I'm aware that you're becoming a lecturer, and I find it very inspiring that you're dedicating your life to such a noble duty. I hope everything's well, with your family and Mr. N. Maybe I wasn't so enthusiastic about the idea of him at first, but I guess nobody's perfect. The important thing is that you know he loves you, and that he will treat you no lesser than you what you deserve.
I was reminded of how our story started. Back in the place called the "Illuminated Bridge". Never had it occured in my mind that I would fall for you. Well, maybe it did, sort of. I just knew that I wanted to be around you, cause' it made me feel alive, and full of purpose everytime I was around you. And then we started to hang out more often, and one thing led to another.
I'm always thankful to have shared that part of my life with you. I think we've thought each other a lot. I know I wasn't the best of companion, and I know I did a lot of mistakes. We were two very different people, but somehow we connected really well. My only regret was that I sometimes tried to change the person that you were, when in fact I was the one who was flawed. In the end I saw what I was doing, and I decided that it shouldn't be that way. So I left, selfishly, without an explanation.
Somehow we managed to reconnect some few odd years back, and once again that bond magically reestablished. Though this time we became the closest of friends. I had such a blast when it lasted, cause' it felt like I could tell you anything. And we knew each other so well. Maybe it was fated that it had to end as well, someway or the other. I know we both didn't plan that, but under the circumstances, I understand that you made the best choice.
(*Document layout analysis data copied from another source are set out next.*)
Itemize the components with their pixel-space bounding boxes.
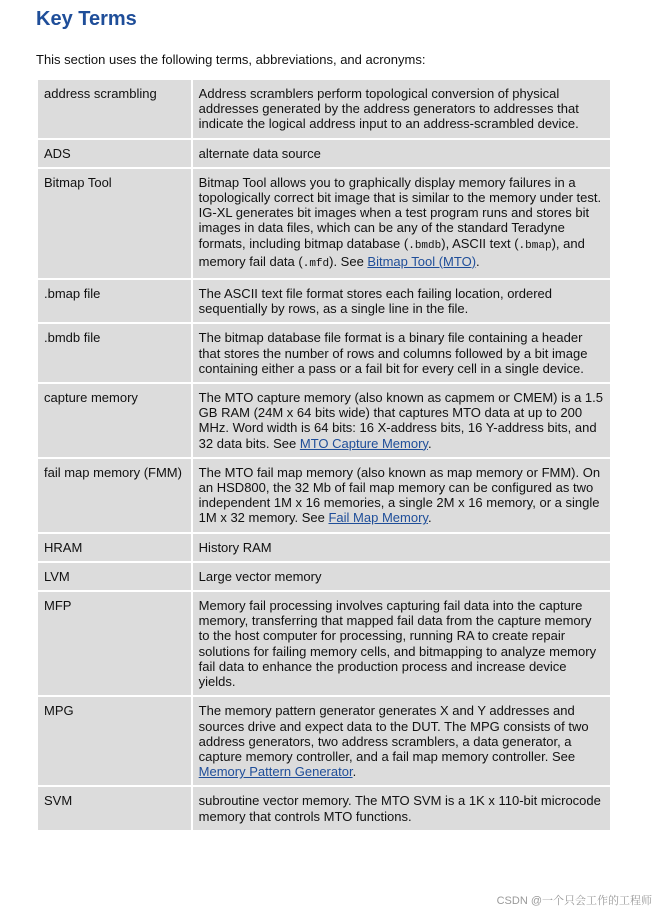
table-row — [38, 384, 610, 457]
memory-pattern-generator-link[interactable]: Memory Pattern Generator — [198, 764, 353, 780]
definition-cell — [193, 697, 610, 785]
definition-cell: Large vector memory — [193, 563, 610, 590]
table-row — [38, 324, 610, 382]
definition-text: . — [352, 764, 357, 780]
definition-text: The MTO capture memory (also known as capmem or CMEM) is a 1.5 GB RAM (24M x 64 bits wide) that captures MTO data at up to 200 MHz. Word width is 64 bits: 16 X-address bits, 16 Y-address bits, and 32 data bits. See — [198, 390, 603, 451]
definition-text: . — [427, 510, 432, 526]
table-row — [38, 534, 610, 561]
term-cell: HRAM — [38, 534, 191, 561]
term-cell: MPG — [38, 697, 191, 785]
definition-text: . — [427, 435, 432, 451]
term-cell: MFP — [38, 592, 191, 695]
definition-text: ), and memory fail data ( — [198, 235, 585, 269]
definition-text: ). See — [329, 253, 368, 269]
table-row — [38, 697, 610, 785]
definition-cell: subroutine vector memory. The MTO SVM is a 1K x 110-bit microcode memory that controls MTO functions. — [193, 787, 610, 829]
mto-capture-memory-link[interactable]: MTO Capture Memory — [299, 435, 428, 451]
definition-cell: Address scramblers perform topological conversion of physical addresses generated by the address generators to addresses that indicate the logical address input to an address-scrambled device. — [193, 80, 610, 138]
table-row — [38, 459, 610, 532]
bitmap-tool-link[interactable]: Bitmap Tool (MTO) — [367, 253, 477, 269]
table-row — [38, 140, 610, 167]
definition-cell — [193, 384, 610, 457]
term-cell: address scrambling — [38, 80, 191, 138]
intro-text: This section uses the following terms, abbreviations, and acronyms: — [36, 52, 426, 67]
definition-text: ), ASCII text ( — [441, 235, 519, 251]
definition-cell — [193, 459, 610, 532]
file-extension-code: .bmdb — [408, 239, 442, 252]
definition-text: . — [476, 253, 480, 269]
definition-cell: The bitmap database file format is a binary file containing a header that stores the number of rows and columns followed by a bit image containing either a pass or a fail bit for every cell in a single device. — [193, 324, 610, 382]
definition-text: The memory pattern generator generates X and Y addresses and sources drive and expect data to the DUT. The MPG consists of two address generators, two address scramblers, a data generator, a capture memory controller, and a fail map memory controller. See — [198, 703, 589, 764]
term-cell: SVM — [38, 787, 191, 829]
term-cell: Bitmap Tool — [38, 169, 191, 278]
definition-cell: The ASCII text file format stores each failing location, ordered sequentially by rows, as a single line in the file. — [193, 280, 610, 322]
term-cell: capture memory — [38, 384, 191, 457]
table-row — [38, 80, 610, 138]
key-terms-table — [36, 78, 612, 832]
term-cell: .bmap file — [38, 280, 191, 322]
definition-cell — [193, 169, 610, 278]
definition-text: Bitmap Tool allows you to graphically display memory failures in a topologically correct bit image that is similar to the memory under test. IG-XL generates bit images when a test program runs and stores bit images in data files, which can be any of the standard Teradyne formats, including bitmap database ( — [198, 174, 602, 251]
definition-cell: History RAM — [193, 534, 610, 561]
table-row — [38, 592, 610, 695]
definition-cell: alternate data source — [193, 140, 610, 167]
definition-text: The MTO fail map memory (also known as map memory or FMM). On an HSD800, the 32 Mb of fail map memory can be configured as two independent 1M x 16 memories, a single 2M x 16 memory, or a single 1M x 32 memory. See — [198, 464, 601, 526]
table-row — [38, 280, 610, 322]
file-extension-code: .mfd — [302, 257, 330, 270]
term-cell: LVM — [38, 563, 191, 590]
term-cell: .bmdb file — [38, 324, 191, 382]
table-row — [38, 563, 610, 590]
watermark: CSDN @一个只会工作的工程师 — [496, 895, 652, 907]
table-row — [38, 787, 610, 829]
term-cell: ADS — [38, 140, 191, 167]
term-cell: fail map memory (FMM) — [38, 459, 191, 532]
page-title: Key Terms — [36, 8, 137, 30]
fail-map-memory-link[interactable]: Fail Map Memory — [328, 510, 428, 526]
file-extension-code: .bmap — [518, 239, 552, 252]
definition-cell: Memory fail processing involves capturing fail data into the capture memory, transferring that mapped fail data from the capture memory to the host computer for processing, running RA to create repair solutions for failing memory cells, and bitmapping to analyze memory fail data to enhance the production process and increase device yields. — [193, 592, 610, 695]
table-row — [38, 169, 610, 278]
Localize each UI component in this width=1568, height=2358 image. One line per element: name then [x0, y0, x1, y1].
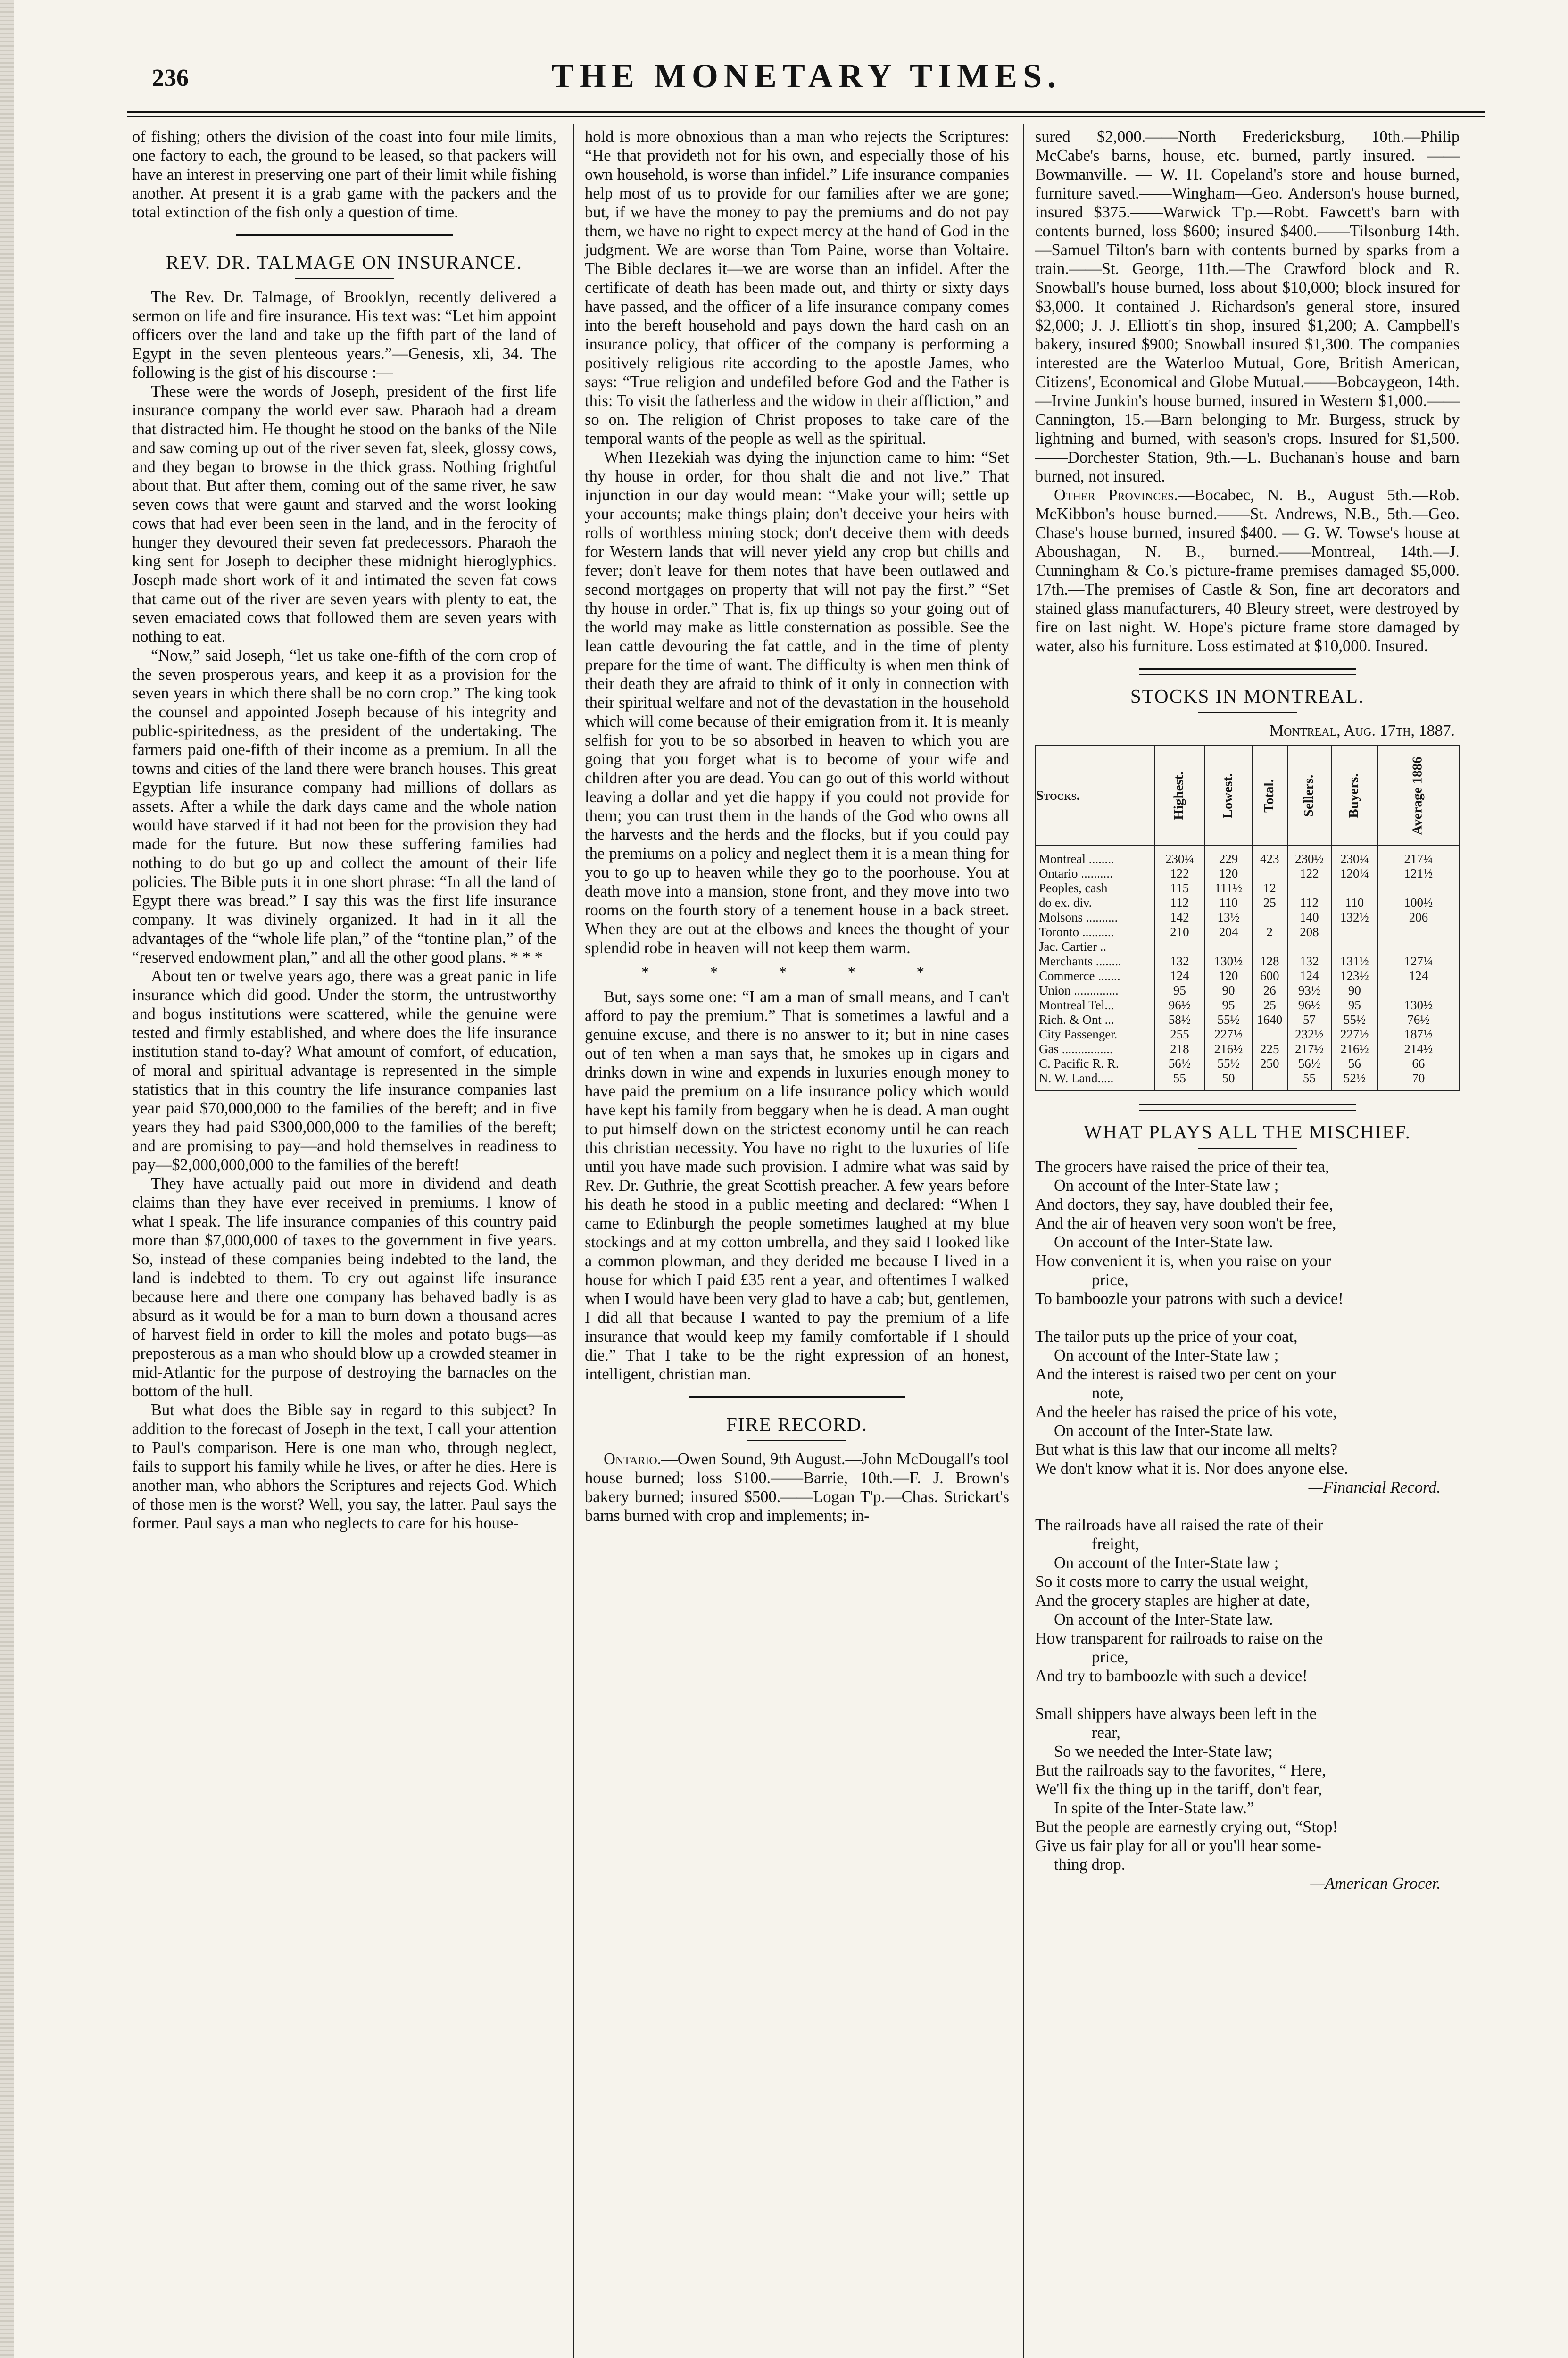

I would write you a thousand letters of apologies for my immature behaviour, when we were more than friends, and also when we were the closest of. Yet I think it would still not suffice. But I am truly sorry, for every time I broke your heart, for every time I said something to hurt you, for every time I didn't pay attention to what you felt, and for every time I made you feel like you were not perfect. I know now that I was wrong.
Whatever you do, and wherever your life will take you, I hope you're always well taken care of. And I wish you the most blissful of life ahead.